L’ADMD et le ridicule

, par Michel

Passionnante question, Xav.

Mais je crois qu’on peut y répondre assez simplement.

D’abord en disant que vous avez totalement raison. Il existe des gens qui décident simplement de prendre congé de la vie, et qui ne sont pas plus déprimés que vous ou moi. Ils décident lucidement qu’ils ne veulent plus vivre. Je sais que l’immense majorité des psychologues nous dit le contraire, et qu’il est toujours pathologique de désirer sa mort. Je ne suis pas d’accord. Enfin, après tout c’est une question de définition : si on dit que le désir de mort est pathologique, alors c’est réglé. Reste simplement à se souvenir que c’est ce qu’on a dit de l’homosexualité : si je décide que c’est une maladie...

Non : il est bien plus prudent et réaliste de tenir que le désir de mort n’est pas nécessairement une marque de dépression.

Mais une fois cela dit, que fait-on ?

D’abord on remarque que cela n’a rien à voir avec une problématique d’euthanasie. Car il s’agit de personnes qui ne sont pas en train de mourir, et qui ne sont pas dans des souffrances insupportables au sens où on l’entend habituellement (d’ailleurs si elles l’étaient on serait fondé à parler de dépression). L’une des escroqueries intellectuelles de l’ADMD est de mélanger délibérément la question de l’euthanasie et celle du droit au suicide. Nous parlons ici de droit au suicide.
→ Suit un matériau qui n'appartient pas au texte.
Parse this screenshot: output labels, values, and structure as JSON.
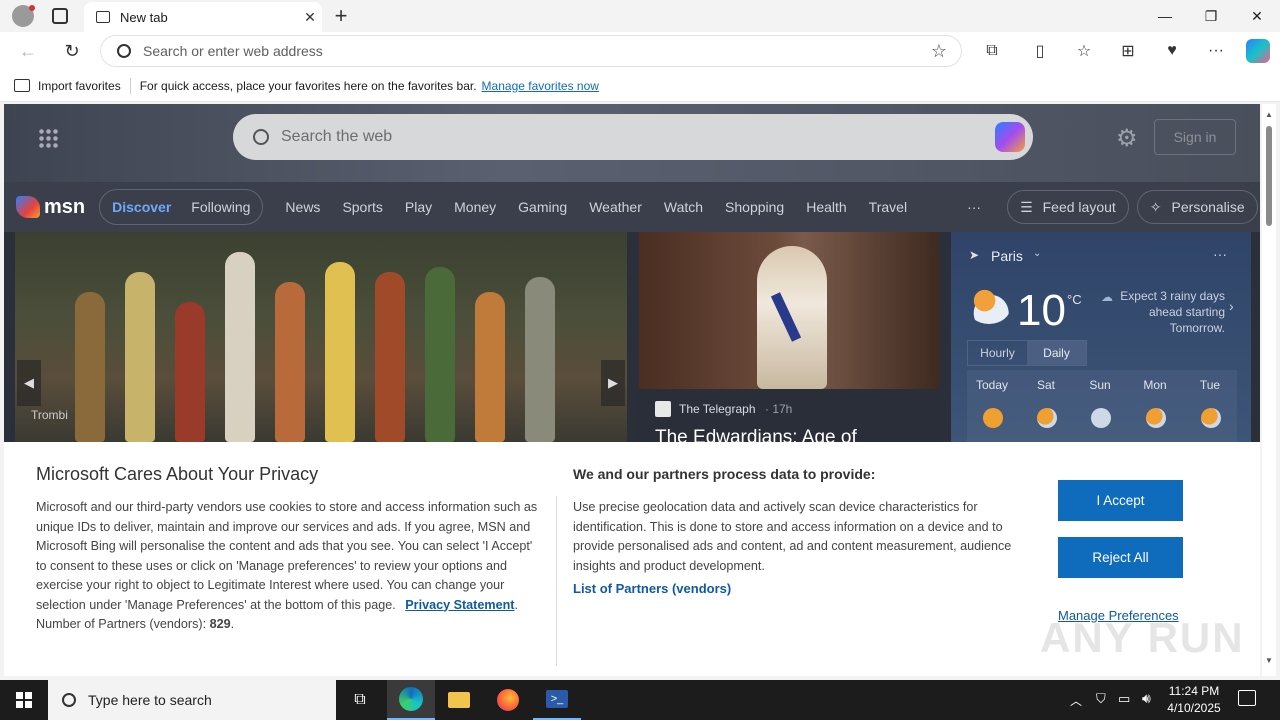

Ce droit ne va pas de soi. Philosophiquement on peut soutenir que l’homme est un animal social, et qu’il n’est pas aussi libre qu’il le croit de disposer de sa vie. J’ai des comptes à rendre à qui m’entoure. C’est ma position personnelle, mais je comprends qu’on en ait une autre (je demande simplement si on ne commence pas à en avoir marre des dégâts de l’individualisme).

Bref il se peut que notre société décide un jour de reconnaître ce droit. Elle ferait bien de se méfier cependant : car la loi est faite pour organiser la vie de ceux qui veulent vivre ensemble. Par définition une loi qui voudrait organiser la vie de ceux qui veulent quitter cette société n’aurait radicalement aucun sens. Mais admettons.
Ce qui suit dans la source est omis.